Era la época en que la ciudad se iba preparando para los cambios que harían de ella una metrópoli. La niñez gozaba aún de la rutina que guarda de sorpresas, nada que trastornase el curso de los días. El vendedor de helados venía cada tarde con su carrito sonando música de marimba, cambiaba el cielo con el paso de los meses: azul en enero, sepia desde marzo hasta el gris contemplativo de las lluvias de junio. Y en la casa el orden, el silencio de los viejos salones con el mobiliario austero y los cuadros de viejos señeros que el niño veía con indiferencia, de tanto verlos. La familia no era extensa y el abuelo Ezequiel era el pater familias que dirigía con rigor las costumbres de la casa, en compañía de la hija, Hilda. Ya había muerto la abuela Julia y también Adalberto, esposo de Hilda y padre de Abelardo. La presencia femenina ejercía por delegación el poder hegemónico del abuelo Ezequiel, y la madre compartía la vigilancia y el afecto hacia el niño.
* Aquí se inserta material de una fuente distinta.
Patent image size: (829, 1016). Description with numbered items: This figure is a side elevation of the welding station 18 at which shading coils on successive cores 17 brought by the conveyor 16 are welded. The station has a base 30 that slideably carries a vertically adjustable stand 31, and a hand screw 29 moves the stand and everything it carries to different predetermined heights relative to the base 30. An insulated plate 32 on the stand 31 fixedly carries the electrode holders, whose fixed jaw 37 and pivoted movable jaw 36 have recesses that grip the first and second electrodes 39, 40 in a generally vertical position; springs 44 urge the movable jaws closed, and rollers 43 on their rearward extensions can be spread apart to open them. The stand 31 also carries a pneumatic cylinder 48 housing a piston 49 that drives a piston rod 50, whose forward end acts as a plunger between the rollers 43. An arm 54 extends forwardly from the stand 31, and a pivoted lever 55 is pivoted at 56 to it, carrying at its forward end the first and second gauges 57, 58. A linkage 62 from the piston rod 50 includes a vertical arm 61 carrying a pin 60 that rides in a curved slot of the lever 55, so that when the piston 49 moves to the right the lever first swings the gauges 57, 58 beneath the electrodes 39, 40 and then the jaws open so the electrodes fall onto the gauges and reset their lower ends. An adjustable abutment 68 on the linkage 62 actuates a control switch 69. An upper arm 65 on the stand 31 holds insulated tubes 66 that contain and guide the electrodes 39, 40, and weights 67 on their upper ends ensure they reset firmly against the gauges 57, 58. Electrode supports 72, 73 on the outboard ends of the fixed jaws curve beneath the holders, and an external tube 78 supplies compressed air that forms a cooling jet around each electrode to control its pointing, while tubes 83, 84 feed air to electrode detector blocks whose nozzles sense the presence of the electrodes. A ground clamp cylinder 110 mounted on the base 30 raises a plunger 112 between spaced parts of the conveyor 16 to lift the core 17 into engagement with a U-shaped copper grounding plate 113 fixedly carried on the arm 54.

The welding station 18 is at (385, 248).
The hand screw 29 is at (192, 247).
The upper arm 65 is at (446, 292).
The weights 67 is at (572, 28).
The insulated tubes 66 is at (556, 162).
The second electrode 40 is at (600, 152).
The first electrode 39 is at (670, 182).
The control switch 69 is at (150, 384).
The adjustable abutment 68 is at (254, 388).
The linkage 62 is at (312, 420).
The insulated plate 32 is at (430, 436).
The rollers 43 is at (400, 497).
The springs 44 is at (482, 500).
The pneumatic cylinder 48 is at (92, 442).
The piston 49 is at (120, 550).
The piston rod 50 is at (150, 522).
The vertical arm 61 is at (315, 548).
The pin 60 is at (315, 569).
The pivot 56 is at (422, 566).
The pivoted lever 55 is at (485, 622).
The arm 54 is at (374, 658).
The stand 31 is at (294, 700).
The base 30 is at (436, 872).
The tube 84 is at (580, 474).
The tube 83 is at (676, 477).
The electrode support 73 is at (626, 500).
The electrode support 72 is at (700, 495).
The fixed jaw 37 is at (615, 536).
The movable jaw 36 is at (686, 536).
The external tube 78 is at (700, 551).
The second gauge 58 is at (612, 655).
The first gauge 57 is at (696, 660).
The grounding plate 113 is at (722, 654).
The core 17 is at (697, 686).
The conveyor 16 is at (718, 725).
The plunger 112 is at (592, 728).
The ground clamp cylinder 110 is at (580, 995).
Era la ciudad tranquila de templado clima, con casas de techos de tejas, como la de la familia, situada en la callecita sombreada donde de vez en cuando se veían algunos caballos y ya se multiplicaban los coches de motor. En mayo cantaban las chicharras y florecían los árboles de bucare y Araguaney.
2
Hoy es otra cosa, Abelardo, el mundo ha cambiado como lo hacen las calles y las plazas, como también son otros los hombres y las esperanzas que desde aquí vemos. Mira aquella muchacha que va por la otra acera, sus zapatos de alto tacón y pequeña falda, su rostro coloreado que mira de frente en gesto retador. Casi has olvidado las lecciones que recibíamos en el Colegio con el Padre Rodríguez, y del abuelo Ezequiel te queda la veneración, y también el recuerdo de tu madre que hasta la vejez te dio todo lo que tienes. Pero algo guardas silenciosamente. Todos tenemos secretos, y el tuyo está en aprensiones que van de la mano con el valor y la entrega de ti mismo que nos enseñaron a fuerza de sermones y castigos. Recuerda cómo nos preparaban al examen de conciencia e iban dejando rastros de culpa en cada acción nuestra, para que luego tuviésemos templanza y recato.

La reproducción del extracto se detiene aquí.